Wedged between Algeria, where al-Qaeda affiliates are active, and unstable Libya, where ISIS is waging increasing attacks, tiny Tunisia seems highly vulnerable. Tunisian officials estimate that more than 3,000 citizens have fought with jihadist groups in Iraq and Syria over the past four years—making it one of the biggest sources of foreign fighters in the world. About 500 of them have since returned. Battle-trained, some could be planning to wage attacks at home. “We know very well that the Tunisia model is not to everyone’s satisfaction,” says Ounissi. “You have a Muslim democracy in a region with extremist organizations, who do not want freedom and democracy.”
Still, Wednesday’s attacks appeared to have inspired intense determination among Tunisians to protect their democratic revolution. After dark on Wednesday thousands of people poured into Tunis’s main boulevard, Avenue Habib Bouguiba, signing the national anthem and holding handwritten signs proclaiming that terrorism would not prevail. Others gathered in a candlelight vigil outside the Bardo Museum, shaken by the gruesome bloodshed on the city’s streets. “You can see the sense of shock on everyone’s faces,” says Jerry Sorkin, an American tour operator who has lived in Tunis for many years, and runs a cultural-tour company called TunisUSA. “People are not going to tolerate the violence,” he says, speaking by phone from the capital on Thursday. “They have gone so far in forming a democracy.”
Nonetheless, Wednesday’s attacks are likely to have a drastic effect on Tunisia, especially on the vital tourist industry, which has suffered since the Arab Spring.
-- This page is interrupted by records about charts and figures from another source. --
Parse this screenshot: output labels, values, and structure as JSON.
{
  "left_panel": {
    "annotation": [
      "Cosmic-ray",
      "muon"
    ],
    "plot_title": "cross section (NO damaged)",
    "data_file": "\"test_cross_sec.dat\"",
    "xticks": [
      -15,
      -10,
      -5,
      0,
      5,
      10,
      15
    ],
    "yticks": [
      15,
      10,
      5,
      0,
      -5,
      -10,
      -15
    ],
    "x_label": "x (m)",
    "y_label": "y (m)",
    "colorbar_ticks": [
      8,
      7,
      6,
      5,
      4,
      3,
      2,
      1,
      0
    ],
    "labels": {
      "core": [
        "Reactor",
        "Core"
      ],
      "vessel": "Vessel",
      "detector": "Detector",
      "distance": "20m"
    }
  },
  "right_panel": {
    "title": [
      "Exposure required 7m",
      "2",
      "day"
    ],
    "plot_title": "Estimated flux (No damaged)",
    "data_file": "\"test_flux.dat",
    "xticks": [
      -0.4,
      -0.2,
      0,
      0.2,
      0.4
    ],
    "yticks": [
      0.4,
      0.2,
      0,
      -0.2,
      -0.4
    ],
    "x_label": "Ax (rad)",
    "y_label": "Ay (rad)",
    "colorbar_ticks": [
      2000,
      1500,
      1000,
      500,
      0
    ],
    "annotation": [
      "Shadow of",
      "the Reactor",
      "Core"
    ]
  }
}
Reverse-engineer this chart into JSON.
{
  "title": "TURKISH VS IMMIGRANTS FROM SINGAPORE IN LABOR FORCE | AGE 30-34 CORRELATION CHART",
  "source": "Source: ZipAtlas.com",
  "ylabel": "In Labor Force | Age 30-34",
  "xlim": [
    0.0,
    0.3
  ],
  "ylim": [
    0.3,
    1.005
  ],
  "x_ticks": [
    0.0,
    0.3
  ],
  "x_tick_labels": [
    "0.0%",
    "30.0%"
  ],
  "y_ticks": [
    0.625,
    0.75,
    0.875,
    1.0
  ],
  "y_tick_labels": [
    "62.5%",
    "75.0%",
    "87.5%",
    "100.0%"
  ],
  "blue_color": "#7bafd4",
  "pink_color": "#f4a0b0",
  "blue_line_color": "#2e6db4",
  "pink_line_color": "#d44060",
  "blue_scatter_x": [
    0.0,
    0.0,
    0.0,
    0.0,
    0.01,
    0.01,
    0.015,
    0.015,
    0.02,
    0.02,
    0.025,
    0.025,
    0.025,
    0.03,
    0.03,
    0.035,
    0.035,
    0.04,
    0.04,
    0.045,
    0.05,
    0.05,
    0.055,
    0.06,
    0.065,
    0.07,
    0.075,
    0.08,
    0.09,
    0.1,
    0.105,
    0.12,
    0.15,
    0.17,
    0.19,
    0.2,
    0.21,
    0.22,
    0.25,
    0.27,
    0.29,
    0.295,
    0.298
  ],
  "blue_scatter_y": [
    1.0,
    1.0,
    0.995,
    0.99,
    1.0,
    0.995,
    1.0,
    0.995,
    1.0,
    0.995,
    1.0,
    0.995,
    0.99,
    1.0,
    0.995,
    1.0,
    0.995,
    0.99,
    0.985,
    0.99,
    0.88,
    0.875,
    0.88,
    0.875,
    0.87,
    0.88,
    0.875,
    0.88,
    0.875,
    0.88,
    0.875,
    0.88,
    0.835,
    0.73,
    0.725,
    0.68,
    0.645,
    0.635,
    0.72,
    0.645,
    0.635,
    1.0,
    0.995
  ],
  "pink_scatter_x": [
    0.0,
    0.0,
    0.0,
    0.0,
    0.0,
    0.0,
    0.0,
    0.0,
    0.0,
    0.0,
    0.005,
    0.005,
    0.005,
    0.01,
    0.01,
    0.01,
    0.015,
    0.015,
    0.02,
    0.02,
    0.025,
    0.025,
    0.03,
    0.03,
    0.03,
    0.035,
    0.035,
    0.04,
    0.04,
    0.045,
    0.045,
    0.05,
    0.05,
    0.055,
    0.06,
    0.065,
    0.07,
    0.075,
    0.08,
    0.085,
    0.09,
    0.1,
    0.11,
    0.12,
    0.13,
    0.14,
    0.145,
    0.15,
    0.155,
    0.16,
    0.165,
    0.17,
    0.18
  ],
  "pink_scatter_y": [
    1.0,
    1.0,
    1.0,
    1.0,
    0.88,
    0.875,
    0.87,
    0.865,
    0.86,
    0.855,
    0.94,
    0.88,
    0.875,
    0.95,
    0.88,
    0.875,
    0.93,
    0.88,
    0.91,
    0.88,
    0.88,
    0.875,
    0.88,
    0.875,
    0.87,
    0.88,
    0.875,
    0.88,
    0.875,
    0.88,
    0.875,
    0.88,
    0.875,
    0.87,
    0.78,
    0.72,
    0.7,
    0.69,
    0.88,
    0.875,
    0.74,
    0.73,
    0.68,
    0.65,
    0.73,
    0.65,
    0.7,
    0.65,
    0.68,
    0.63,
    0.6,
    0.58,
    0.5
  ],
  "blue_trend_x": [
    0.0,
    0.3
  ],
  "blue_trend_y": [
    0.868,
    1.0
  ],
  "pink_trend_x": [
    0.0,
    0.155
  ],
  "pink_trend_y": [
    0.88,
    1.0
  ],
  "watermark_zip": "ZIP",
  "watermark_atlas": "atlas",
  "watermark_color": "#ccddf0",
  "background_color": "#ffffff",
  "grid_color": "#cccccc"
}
The travel industry makes up about seven percent of the country’s economy, and employs nearly 500,000 people. A two-hour flight from Paris, Tunisia’s sun-baked coastline drew millions of tourists before the revolution. Tunisia was hoping that this year’s summer would mark an upturn in tourists, many of whom have stayed away since 2011. But Sorkin says he had received several calls and emails since Wednesday from nervous clients who have booked tours to Tunisia. ” All we can tell them is, we really think this is an isolated situation,” he says.
Tunisians are hoping that is the case. On Thursday, Tunisia’s former Minister of Information Oussama Romdani, who served under Ben Ali, sent TIME an email titled simply, “how to help after the attack.” Inside was a photograph of a sunny Mediterranean beach, with the words: “Keep calm and visit Tunisia.”